In Nilus, Batch ingestion is simple and cost-effective, as it involves scheduled processing that reduces infrastructure costs. Nilus batch ingestion offers several benefits and considerations:

Operational simplicity and ease of implementation: Nilus batch ingestion streamlines data transfer processes, reducing setup complexity.
Efficient handling of high-volume data transfers: Capable of moving large datasets effectively, optimizing throughput.
Suitable for off-peak scheduling to reduce system load: Can be scheduled during low-traffic periods, minimizing impact on production systems.

Data Flow in Nilus¶

Nilus organizes the data flow into three distinct stages, ensuring clarity, modularity, and scalability.

Extract¶

The Extract phase is the entry point into the Nilus pipeline, responsible for interfacing directly with source systems to retrieve raw data. Nilus supports two primary extraction patterns — batch and CDC (change data capture).

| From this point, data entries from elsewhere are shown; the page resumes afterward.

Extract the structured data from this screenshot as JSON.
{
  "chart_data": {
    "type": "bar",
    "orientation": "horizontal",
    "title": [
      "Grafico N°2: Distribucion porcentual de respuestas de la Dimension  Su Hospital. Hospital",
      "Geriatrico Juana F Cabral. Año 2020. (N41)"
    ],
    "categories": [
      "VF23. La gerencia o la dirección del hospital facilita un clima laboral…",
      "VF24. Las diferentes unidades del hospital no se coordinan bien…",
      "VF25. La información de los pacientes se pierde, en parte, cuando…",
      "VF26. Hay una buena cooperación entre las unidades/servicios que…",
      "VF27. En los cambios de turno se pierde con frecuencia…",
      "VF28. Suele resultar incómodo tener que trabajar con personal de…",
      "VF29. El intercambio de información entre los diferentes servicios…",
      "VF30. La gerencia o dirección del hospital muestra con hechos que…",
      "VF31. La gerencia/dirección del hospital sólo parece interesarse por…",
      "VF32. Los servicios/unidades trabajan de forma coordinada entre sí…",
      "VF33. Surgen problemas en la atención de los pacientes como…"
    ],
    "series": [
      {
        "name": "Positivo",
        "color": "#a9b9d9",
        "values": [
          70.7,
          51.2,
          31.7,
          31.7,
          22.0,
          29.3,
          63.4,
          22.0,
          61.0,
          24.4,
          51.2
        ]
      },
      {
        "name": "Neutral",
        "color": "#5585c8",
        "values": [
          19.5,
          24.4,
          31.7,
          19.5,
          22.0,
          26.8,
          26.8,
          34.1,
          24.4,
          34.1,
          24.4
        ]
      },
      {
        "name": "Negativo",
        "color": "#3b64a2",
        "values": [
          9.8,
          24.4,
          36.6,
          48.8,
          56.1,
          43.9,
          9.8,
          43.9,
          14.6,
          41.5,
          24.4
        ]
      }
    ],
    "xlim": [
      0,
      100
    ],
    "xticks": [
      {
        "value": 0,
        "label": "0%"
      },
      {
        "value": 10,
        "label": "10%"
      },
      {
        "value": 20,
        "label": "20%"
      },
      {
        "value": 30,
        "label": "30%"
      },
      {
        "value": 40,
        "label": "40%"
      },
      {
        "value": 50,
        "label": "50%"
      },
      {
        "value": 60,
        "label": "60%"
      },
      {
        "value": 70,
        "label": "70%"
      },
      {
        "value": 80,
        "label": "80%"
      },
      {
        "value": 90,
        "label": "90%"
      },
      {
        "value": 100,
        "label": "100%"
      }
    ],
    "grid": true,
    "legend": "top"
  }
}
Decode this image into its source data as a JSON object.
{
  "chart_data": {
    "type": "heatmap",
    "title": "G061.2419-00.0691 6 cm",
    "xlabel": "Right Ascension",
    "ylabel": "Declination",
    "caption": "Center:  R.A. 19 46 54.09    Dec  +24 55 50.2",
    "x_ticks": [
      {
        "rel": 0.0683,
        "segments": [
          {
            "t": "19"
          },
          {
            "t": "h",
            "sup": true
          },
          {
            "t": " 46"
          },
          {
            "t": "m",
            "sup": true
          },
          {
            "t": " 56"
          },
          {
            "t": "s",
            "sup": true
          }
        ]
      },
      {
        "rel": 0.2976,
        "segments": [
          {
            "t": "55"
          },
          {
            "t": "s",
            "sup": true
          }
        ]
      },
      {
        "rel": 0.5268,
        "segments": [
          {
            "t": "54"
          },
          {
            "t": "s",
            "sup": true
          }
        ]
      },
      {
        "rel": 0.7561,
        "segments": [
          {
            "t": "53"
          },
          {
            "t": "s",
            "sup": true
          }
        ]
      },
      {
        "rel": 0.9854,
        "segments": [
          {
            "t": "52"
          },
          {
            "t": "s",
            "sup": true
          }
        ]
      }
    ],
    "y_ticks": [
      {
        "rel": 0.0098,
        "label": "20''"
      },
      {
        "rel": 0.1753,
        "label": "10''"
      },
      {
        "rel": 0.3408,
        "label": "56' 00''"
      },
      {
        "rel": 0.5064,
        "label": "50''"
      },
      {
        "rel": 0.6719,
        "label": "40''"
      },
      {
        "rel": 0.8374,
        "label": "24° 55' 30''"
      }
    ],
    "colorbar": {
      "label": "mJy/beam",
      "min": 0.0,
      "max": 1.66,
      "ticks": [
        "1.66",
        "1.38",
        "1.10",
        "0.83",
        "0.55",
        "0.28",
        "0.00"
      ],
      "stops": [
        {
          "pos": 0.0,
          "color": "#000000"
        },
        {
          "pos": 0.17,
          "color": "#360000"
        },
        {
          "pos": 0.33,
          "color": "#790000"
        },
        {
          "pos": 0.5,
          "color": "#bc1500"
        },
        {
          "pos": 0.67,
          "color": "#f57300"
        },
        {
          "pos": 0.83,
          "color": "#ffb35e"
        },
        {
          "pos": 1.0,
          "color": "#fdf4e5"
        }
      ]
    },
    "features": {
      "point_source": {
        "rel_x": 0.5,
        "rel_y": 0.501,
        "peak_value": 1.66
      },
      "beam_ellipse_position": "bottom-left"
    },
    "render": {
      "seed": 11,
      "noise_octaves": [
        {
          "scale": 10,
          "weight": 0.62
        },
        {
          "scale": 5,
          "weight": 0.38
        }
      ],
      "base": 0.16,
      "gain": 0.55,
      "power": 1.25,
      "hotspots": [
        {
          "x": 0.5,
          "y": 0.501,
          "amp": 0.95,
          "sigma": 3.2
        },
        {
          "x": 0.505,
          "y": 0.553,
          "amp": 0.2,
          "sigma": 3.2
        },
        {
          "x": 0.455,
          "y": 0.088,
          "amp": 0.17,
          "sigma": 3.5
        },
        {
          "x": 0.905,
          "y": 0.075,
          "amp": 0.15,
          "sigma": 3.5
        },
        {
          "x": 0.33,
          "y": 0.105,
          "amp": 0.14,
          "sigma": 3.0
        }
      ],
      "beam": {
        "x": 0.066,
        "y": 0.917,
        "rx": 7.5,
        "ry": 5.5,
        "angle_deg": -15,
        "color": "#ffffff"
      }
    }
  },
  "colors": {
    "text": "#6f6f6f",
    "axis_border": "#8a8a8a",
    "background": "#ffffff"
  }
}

Batch extraction is typically used for bulk data movement, such as periodic imports from enterprise data warehouses or business applications. It is optimized for high-throughput and reliability, ensuring that even large datasets can be moved efficiently and consistently.
In contrast, CDC caters to real-time monitoring of all the changes occurring on the target dataset/schema/database in the source. Here, Nilus captures all the inserts, updates, and deletes since the last sync, greatly improving performance and reducing the volume of data that needs to be processed.
Extraction is schema-aware, meaning Nilus leverages schema hints and metadata to guide the process, ensuring the correct interpretation of source data types and structures.

Normalize¶

Once raw data is extracted, the Normalize phase begins. This stage is critical for ensuring consistency. The goal of normalization in Nilus is to transform disparate source data into a unified, consumable format that aligns with the target data models used in the DataOS Lakehouse.

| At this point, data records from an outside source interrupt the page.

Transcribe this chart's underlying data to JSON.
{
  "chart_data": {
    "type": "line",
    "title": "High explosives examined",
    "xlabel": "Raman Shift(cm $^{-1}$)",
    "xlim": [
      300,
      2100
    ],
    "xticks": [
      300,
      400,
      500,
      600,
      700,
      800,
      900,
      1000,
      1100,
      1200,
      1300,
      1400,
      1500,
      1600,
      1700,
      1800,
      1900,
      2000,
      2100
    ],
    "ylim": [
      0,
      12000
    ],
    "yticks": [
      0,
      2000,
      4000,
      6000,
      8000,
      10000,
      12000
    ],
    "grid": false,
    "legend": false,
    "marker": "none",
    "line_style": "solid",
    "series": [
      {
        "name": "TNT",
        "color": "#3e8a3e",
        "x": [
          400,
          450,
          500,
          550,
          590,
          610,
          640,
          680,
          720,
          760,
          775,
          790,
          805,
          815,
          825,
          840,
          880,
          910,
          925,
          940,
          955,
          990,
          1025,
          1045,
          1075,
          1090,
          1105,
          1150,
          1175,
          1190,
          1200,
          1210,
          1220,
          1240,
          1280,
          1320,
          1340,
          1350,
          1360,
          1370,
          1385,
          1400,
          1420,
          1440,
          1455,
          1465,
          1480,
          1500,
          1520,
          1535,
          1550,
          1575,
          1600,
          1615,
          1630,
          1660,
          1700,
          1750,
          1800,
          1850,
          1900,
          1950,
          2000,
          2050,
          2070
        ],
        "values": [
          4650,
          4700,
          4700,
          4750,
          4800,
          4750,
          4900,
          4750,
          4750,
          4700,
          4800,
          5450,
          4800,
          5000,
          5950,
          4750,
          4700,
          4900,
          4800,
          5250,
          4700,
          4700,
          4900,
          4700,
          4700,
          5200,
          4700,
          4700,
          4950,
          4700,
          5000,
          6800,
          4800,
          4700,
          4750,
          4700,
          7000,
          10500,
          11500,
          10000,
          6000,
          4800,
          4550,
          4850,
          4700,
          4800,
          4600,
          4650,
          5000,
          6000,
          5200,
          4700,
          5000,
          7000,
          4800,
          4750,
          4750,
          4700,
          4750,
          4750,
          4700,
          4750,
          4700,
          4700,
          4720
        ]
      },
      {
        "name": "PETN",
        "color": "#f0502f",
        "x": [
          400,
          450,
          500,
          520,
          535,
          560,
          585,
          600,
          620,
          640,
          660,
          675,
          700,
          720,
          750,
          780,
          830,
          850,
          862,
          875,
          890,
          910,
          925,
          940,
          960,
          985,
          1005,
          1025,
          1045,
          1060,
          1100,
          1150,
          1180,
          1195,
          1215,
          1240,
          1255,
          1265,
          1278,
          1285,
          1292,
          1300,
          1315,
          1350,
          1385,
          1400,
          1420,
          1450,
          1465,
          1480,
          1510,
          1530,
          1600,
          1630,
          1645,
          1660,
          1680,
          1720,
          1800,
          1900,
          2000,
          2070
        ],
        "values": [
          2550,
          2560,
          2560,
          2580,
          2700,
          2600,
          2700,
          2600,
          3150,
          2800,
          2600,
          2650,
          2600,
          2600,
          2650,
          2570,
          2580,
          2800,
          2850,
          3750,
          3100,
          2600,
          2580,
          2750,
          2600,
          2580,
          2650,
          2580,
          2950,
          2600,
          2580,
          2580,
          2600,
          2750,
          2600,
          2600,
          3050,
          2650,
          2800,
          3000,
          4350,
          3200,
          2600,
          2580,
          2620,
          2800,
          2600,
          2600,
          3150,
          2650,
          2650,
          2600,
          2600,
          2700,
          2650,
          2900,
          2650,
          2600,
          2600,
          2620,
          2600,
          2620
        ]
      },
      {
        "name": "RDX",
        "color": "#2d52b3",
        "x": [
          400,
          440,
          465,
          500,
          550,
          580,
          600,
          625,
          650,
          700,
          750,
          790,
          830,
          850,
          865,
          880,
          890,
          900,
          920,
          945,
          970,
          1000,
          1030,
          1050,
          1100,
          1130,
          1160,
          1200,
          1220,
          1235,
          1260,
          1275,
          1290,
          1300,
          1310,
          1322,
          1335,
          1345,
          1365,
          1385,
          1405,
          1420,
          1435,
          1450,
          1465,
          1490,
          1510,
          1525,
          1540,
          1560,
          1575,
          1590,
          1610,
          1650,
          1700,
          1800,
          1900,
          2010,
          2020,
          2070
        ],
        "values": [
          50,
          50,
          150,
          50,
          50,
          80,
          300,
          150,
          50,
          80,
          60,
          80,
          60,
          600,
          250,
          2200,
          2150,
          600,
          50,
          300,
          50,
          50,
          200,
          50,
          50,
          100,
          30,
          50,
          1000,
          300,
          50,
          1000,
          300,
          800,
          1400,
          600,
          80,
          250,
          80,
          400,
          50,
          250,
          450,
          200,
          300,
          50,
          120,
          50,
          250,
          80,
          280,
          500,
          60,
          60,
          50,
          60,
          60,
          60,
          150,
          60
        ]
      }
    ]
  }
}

Normalization involves multiple processes, beginning with schema inference and schema evolution handling. Nilus automatically detects the structure of incoming data and adapts gracefully to changes such as added columns or new data types. It intelligently flattens complex and nested structures based on the user-defined configurations, producing normalized relational tables.
A particularly important feature of normalization is variant handling. Source systems may contain data with inconsistencies - fields that occasionally change type or structure. Nilus identifies and resolves these variations to produce a clean, type-consistent dataset.
This entire process is optimized for speed and scalability, with configurable controls over memory usage, file sizes, and concurrency levels to ensure smooth and predictable processing.

Load¶

The final stage of the Nilus pipeline is the Load phase, which is responsible for persisting the normalized data into the DataOS Lakehouse. This phase is engineered for reliability and operational excellence, ensuring that data lands in the lakehouse accurately, completely, and ready for downstream consumption.

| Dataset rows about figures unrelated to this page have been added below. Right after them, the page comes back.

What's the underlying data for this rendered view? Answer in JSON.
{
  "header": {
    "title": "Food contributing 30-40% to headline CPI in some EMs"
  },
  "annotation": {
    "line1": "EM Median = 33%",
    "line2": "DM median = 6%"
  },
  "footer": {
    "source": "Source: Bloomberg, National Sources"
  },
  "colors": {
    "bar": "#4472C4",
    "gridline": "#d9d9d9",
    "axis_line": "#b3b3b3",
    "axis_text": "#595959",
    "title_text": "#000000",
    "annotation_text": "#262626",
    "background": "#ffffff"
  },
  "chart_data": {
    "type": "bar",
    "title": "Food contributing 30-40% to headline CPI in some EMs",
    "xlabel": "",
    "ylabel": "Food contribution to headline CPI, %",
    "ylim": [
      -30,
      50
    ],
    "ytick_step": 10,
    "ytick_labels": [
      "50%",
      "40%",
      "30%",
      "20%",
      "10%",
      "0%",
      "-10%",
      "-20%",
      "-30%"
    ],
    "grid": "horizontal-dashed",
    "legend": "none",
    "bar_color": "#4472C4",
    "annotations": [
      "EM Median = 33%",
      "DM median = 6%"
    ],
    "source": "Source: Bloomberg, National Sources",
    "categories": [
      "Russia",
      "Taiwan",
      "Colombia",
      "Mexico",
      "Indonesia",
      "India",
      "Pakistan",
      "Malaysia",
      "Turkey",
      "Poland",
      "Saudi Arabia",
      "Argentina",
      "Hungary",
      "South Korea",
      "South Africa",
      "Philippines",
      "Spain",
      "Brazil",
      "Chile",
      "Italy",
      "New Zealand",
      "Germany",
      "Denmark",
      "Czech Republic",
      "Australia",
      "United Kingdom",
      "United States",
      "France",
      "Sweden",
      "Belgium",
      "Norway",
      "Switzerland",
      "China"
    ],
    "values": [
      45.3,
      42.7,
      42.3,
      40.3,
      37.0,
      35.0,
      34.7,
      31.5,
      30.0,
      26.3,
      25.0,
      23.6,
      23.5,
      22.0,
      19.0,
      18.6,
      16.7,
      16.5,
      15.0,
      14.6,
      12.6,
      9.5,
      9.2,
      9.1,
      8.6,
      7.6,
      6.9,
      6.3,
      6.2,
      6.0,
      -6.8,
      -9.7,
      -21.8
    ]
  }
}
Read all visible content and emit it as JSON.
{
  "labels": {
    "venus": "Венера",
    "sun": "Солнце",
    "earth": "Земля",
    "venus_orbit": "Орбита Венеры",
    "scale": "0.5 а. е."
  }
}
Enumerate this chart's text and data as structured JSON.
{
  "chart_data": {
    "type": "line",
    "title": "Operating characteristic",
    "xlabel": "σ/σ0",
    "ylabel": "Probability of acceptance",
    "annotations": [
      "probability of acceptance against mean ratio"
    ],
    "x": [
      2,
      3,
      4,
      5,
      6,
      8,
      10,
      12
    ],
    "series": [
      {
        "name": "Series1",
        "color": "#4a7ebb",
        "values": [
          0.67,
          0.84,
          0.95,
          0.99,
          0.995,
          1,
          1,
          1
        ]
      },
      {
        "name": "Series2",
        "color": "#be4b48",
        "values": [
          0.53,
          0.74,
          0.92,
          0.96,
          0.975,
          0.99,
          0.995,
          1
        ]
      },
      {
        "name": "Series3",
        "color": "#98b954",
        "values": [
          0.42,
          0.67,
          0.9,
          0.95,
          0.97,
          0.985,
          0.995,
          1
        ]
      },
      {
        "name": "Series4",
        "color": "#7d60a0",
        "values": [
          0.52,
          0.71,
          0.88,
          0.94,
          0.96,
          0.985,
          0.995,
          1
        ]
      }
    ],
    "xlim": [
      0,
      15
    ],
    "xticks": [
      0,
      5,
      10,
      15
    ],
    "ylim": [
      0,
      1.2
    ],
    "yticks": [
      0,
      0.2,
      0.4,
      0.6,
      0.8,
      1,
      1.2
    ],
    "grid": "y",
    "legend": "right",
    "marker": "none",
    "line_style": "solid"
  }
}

The load process begins with schema migration, where Nilus applies necessary schema changes to the destination to accommodate updates or new data structures introduced upstream. To maintain scalability and efficiency, loading is performed in chunks. This chunked loading approach divides large datasets into smaller segments, which are processed in parallel, improving throughput and reducing risk.
To ensure data consistency and avoid duplication, Nilus employs idempotent load operations. Even if the load process is retried due to transient issues, the system guarantees that duplicate records are not created (unless the source contains duplicates). Robust error handling and recovery mechanisms are in place to detect issues during loading and automatically recover when possible.
Finally, comprehensive monitoring and logging capabilities provide transparency and traceability, enabling teams to audit, troubleshoot, and optimize loading operations with confidence via prometheus metrics and detailed logs.